Menurutnya, kejadian ini telah terjadi berulang kali. Sehingga ia merasa jengah namun bingung hendak melaporkan kemana.
“Gak sekali, dua kali sih, kelurahan kecamatan minta sumbangan ke kita. Cuma dipikir pikir kok enek aja. Ini sekelas pemerintahan kenapa minta sama rakyatnya?,” sambungnya.
Dirinya meyakini bahwa pemerintah kota, pasti memiliki anggaran. Ia menilai, perilaku tersebut berpotensi memunculkan adanya dugaan praktik korupsi di tubuh pemerintahan, dalam hal ini kelurahan.

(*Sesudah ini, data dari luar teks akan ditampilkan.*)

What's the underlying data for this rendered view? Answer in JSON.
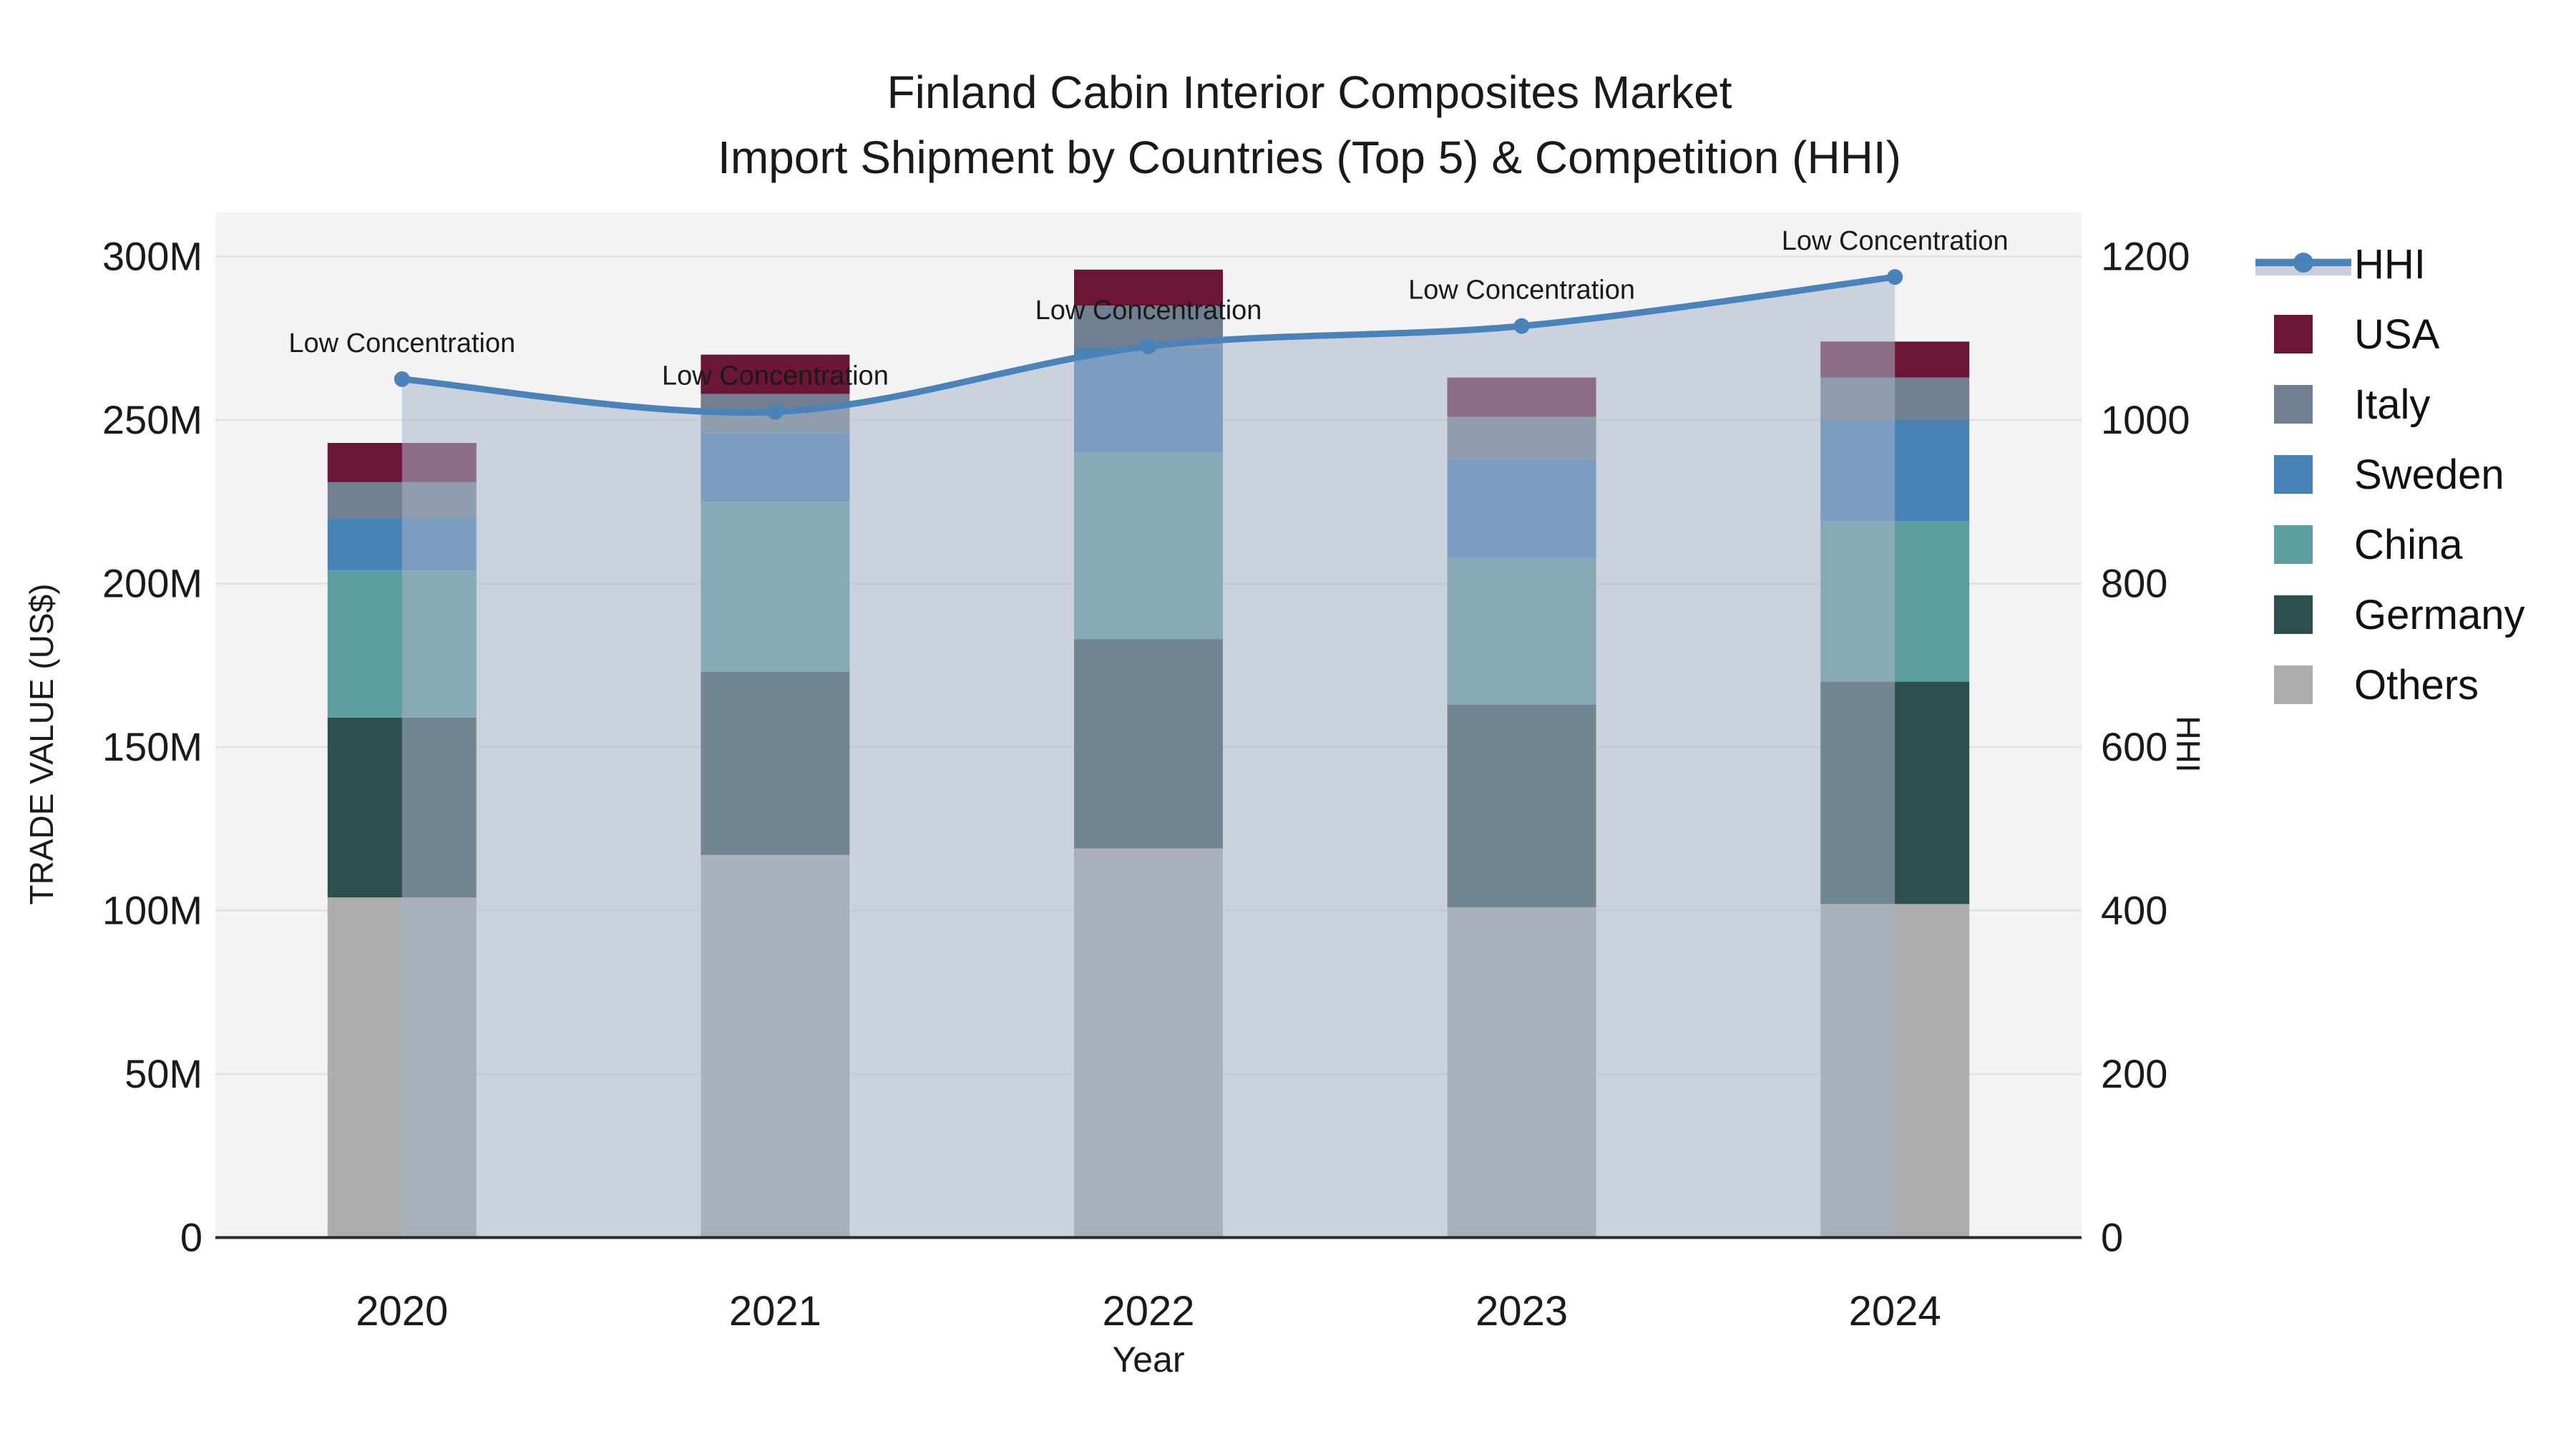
{
  "title": {
    "line1": "Finland Cabin Interior Composites Market",
    "line2": "Import Shipment by Countries (Top 5) & Competition (HHI)"
  },
  "axes": {
    "x": {
      "label": "Year",
      "categories": [
        "2020",
        "2021",
        "2022",
        "2023",
        "2024"
      ]
    },
    "y_left": {
      "label": "TRADE VALUE (US$)",
      "ticks": [
        "0",
        "50M",
        "100M",
        "150M",
        "200M",
        "250M",
        "300M"
      ],
      "tick_values": [
        0,
        50,
        100,
        150,
        200,
        250,
        300
      ],
      "max": 300
    },
    "y_right": {
      "label": "HHI",
      "ticks": [
        "0",
        "200",
        "400",
        "600",
        "800",
        "1000",
        "1200"
      ],
      "tick_values": [
        0,
        200,
        400,
        600,
        800,
        1000,
        1200
      ],
      "max": 1200
    }
  },
  "legend": {
    "items": [
      {
        "label": "HHI",
        "type": "line",
        "color": "#4a83ba"
      },
      {
        "label": "USA",
        "type": "bar",
        "color": "#6b1537"
      },
      {
        "label": "Italy",
        "type": "bar",
        "color": "#708090"
      },
      {
        "label": "Sweden",
        "type": "bar",
        "color": "#4682b4"
      },
      {
        "label": "China",
        "type": "bar",
        "color": "#5f9ea0"
      },
      {
        "label": "Germany",
        "type": "bar",
        "color": "#2f4f4f"
      },
      {
        "label": "Others",
        "type": "bar",
        "color": "#adadad"
      }
    ]
  },
  "chart_data": {
    "type": "bar+line",
    "title": "Finland Cabin Interior Composites Market — Import Shipment by Countries (Top 5) & Competition (HHI)",
    "xlabel": "Year",
    "ylabel_left": "TRADE VALUE (US$)",
    "ylabel_right": "HHI",
    "ylim_left": [
      0,
      300
    ],
    "ylim_right": [
      0,
      1200
    ],
    "units_left": "millions of US$",
    "categories": [
      "2020",
      "2021",
      "2022",
      "2023",
      "2024"
    ],
    "bar_series": [
      {
        "name": "Others",
        "color": "#adadad",
        "values": [
          104,
          117,
          119,
          101,
          102
        ]
      },
      {
        "name": "Germany",
        "color": "#2f4f4f",
        "values": [
          55,
          56,
          64,
          62,
          68
        ]
      },
      {
        "name": "China",
        "color": "#5f9ea0",
        "values": [
          45,
          52,
          57,
          45,
          49
        ]
      },
      {
        "name": "Sweden",
        "color": "#4682b4",
        "values": [
          16,
          21,
          32,
          30,
          31
        ]
      },
      {
        "name": "Italy",
        "color": "#708090",
        "values": [
          11,
          12,
          13,
          13,
          13
        ]
      },
      {
        "name": "USA",
        "color": "#6b1537",
        "values": [
          12,
          12,
          11,
          12,
          11
        ]
      }
    ],
    "bar_totals": [
      243,
      270,
      296,
      263,
      274
    ],
    "line_series": {
      "name": "HHI",
      "axis": "right",
      "color": "#4a83ba",
      "fill_color": "rgba(169,180,200,0.55)",
      "values": [
        1050,
        1010,
        1090,
        1115,
        1175
      ]
    },
    "annotations": [
      {
        "text": "Low Concentration",
        "x": "2020"
      },
      {
        "text": "Low Concentration",
        "x": "2021"
      },
      {
        "text": "Low Concentration",
        "x": "2022"
      },
      {
        "text": "Low Concentration",
        "x": "2023"
      },
      {
        "text": "Low Concentration",
        "x": "2024"
      }
    ],
    "legend_position": "right",
    "grid": true,
    "plot_bg": "#f3f3f5",
    "grid_color": "#e3e3e7"
  }
}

“Tentu mereka dah ada anggarannya loh ya dari negara. Mesti lapor kemana sih? Gw yakin ini permainan mereka buat corrupt,” pungkasnya.
Lebih lanjut, dalam surat yang beredar perihal Permohonan Pengadaan AC, berkop Kelurahan Jatiraden, berbunyi sebagai berikut;
“Kantor Kelurahan Jatiraden saat ini menempati gedung baru yang cukup luas dengan jumlah ruangan yang lumayan banyak, namun dari segi sarana dan prasarana pendukungnya masih belum memadai, terutama masih kurangnya alat pendingin ruangan (AC).
Maka berkaitan dengan hal tersebut diatas guna menunjang aktifitas aparatur dalam memberikan pelayanan kepada masyarakat kami bermaksud mengajukan permohonan bantuan pengadaan pendingin ruangan (AC) kepada perusahaan yang bapak/ibu pimpin.
Besar harapan kami sekirannya permohonan ini bisa terealisasi. Proposal tersebut menggunakan kop surat Kelurahan Jatiraden, Kecamatan Jatisampurna, Kota Bekasi”
Surat tersebut juga ditandatangani oleh Lurah atas nama Agus Budiyanto, SE dan stempel basah”.